Côté catholique, Mgr William Kenney, qui a été un temps évêque en Suède avant de devenir l’évêque auxiliaire de Birmingham en Angleterre, coprésident de l’instance pour le dialogue international entre la Fédération luthérienne mondiale et le Conseil pontifical pour la promotion de l’unité des chrétiens, a ouvertement parlé de son souhait d’aboutir à la possibilité d’une forme ou une autre d’intercommunion : c’est précisément ce qu’il attend de la visite papale.

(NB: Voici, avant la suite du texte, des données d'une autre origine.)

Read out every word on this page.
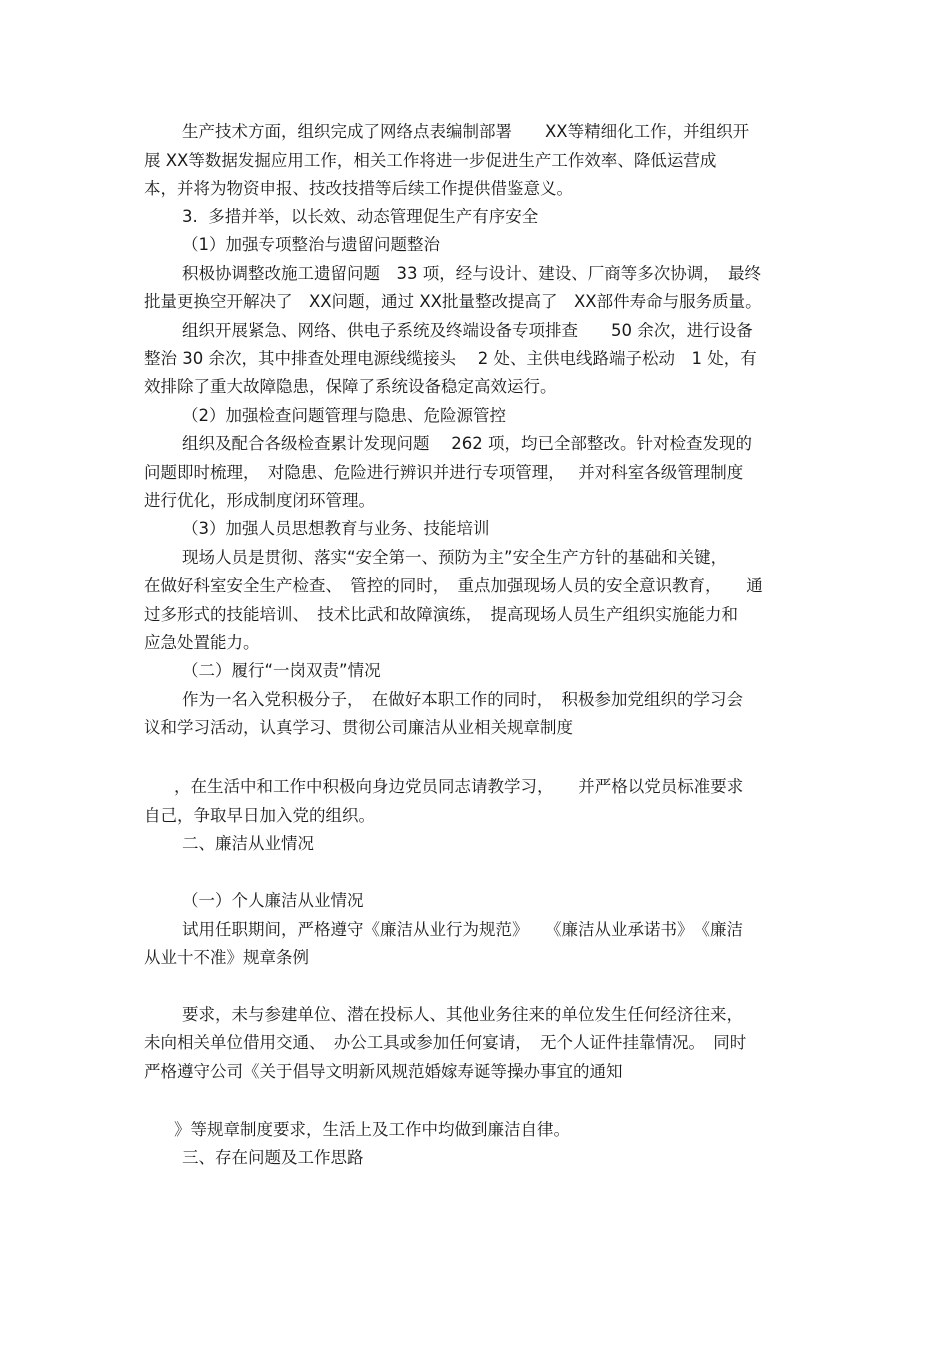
生产技术方面，组织完成了网络点表编制部署　　XX等精细化工作，并组织开

展 XX等数据发掘应用工作，相关工作将进一步促进生产工作效率、降低运营成

本，并将为物资申报、技改技措等后续工作提供借鉴意义。

3.  多措并举，以长效、动态管理促生产有序安全

（1）加强专项整治与遗留问题整治

积极协调整改施工遗留问题　33 项，经与设计、建设、厂商等多次协调，　最终

批量更换空开解决了　XX问题，通过 XX批量整改提高了　XX部件寿命与服务质量。

组织开展紧急、网络、供电子系统及终端设备专项排查　　50 余次，进行设备

整治 30 余次，其中排查处理电源线缆接头　 2 处、主供电线路端子松动　1 处，有

效排除了重大故障隐患，保障了系统设备稳定高效运行。

（2）加强检查问题管理与隐患、危险源管控

组织及配合各级检查累计发现问题　 262 项，均已全部整改。针对检查发现的

问题即时梳理，　对隐患、危险进行辨识并进行专项管理，　 并对科室各级管理制度

进行优化，形成制度闭环管理。

（3）加强人员思想教育与业务、技能培训

现场人员是贯彻、落实“安全第一、预防为主”安全生产方针的基础和关键，

在做好科室安全生产检查、　管控的同时，　重点加强现场人员的安全意识教育，　　通

过多形式的技能培训、　技术比武和故障演练，　提高现场人员生产组织实施能力和

应急处置能力。

（二）履行“一岗双责”情况

作为一名入党积极分子，　在做好本职工作的同时，　积极参加党组织的学习会

议和学习活动，认真学习、贯彻公司廉洁从业相关规章制度

，在生活中和工作中积极向身边党员同志请教学习，　　并严格以党员标准要求

自己，争取早日加入党的组织。

二、廉洁从业情况

（一）个人廉洁从业情况

试用任职期间，严格遵守《廉洁从业行为规范》　　《廉洁从业承诺书》　《廉洁

从业十不准》规章条例

要求，未与参建单位、潜在投标人、其他业务往来的单位发生任何经济往来，

未向相关单位借用交通、　办公工具或参加任何宴请，　无个人证件挂靠情况。　同时

严格遵守公司《关于倡导文明新风规范婚嫁寿诞等操办事宜的通知

》等规章制度要求，生活上及工作中均做到廉洁自律。

三、存在问题及工作思路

Une seule foi, une seule Eucharistie ? Le pape François l’a laissé entendre
Dans un entretien avec le journal Crux, il a qualifié ce sujet d’« un des thèmes majeurs » de la visite du pape François : « Si je voulais que François soit à l’origine d’une agréable révolution à Lund, il dirait que les luthériens peuvent, dans certaines circonstances et sans avoir à le demander à chaque fois, recevoir l’eucharistie. Ce serait un geste majeur. Ce que j’aimerais voir, c’est que dans le cadre de ce qu’on appelle un mariage œcuménique, le partenaire non catholique puisse toujours aller communier avec son ou sa partenaire. Ce serait un très grand pas en avant, et sur le plan pastoral c’est très désirable. »
La confusion savamment entretenue par le pape François, qui ne dit que rarement des choses ouvertement révolutionnaires – comme le serait cette autorisation aux luthériens de communier à la messe catholique – mais qui multiplie les déclarations pour le moins ambiguës, va-t-elle être levée lors de cette Toussaint à coloration luthérienne qu’il s’apprête à célébrer ? Cela aurait le mérite de constituer une clarification, enfin. La bombe est pour l’instant simplement armée, et le pire n’est jamais certain. Mais si le pape François choisit de la faire exploser, il va bien falloir que les cardinaux et évêques fidèles réagissent ouvertement.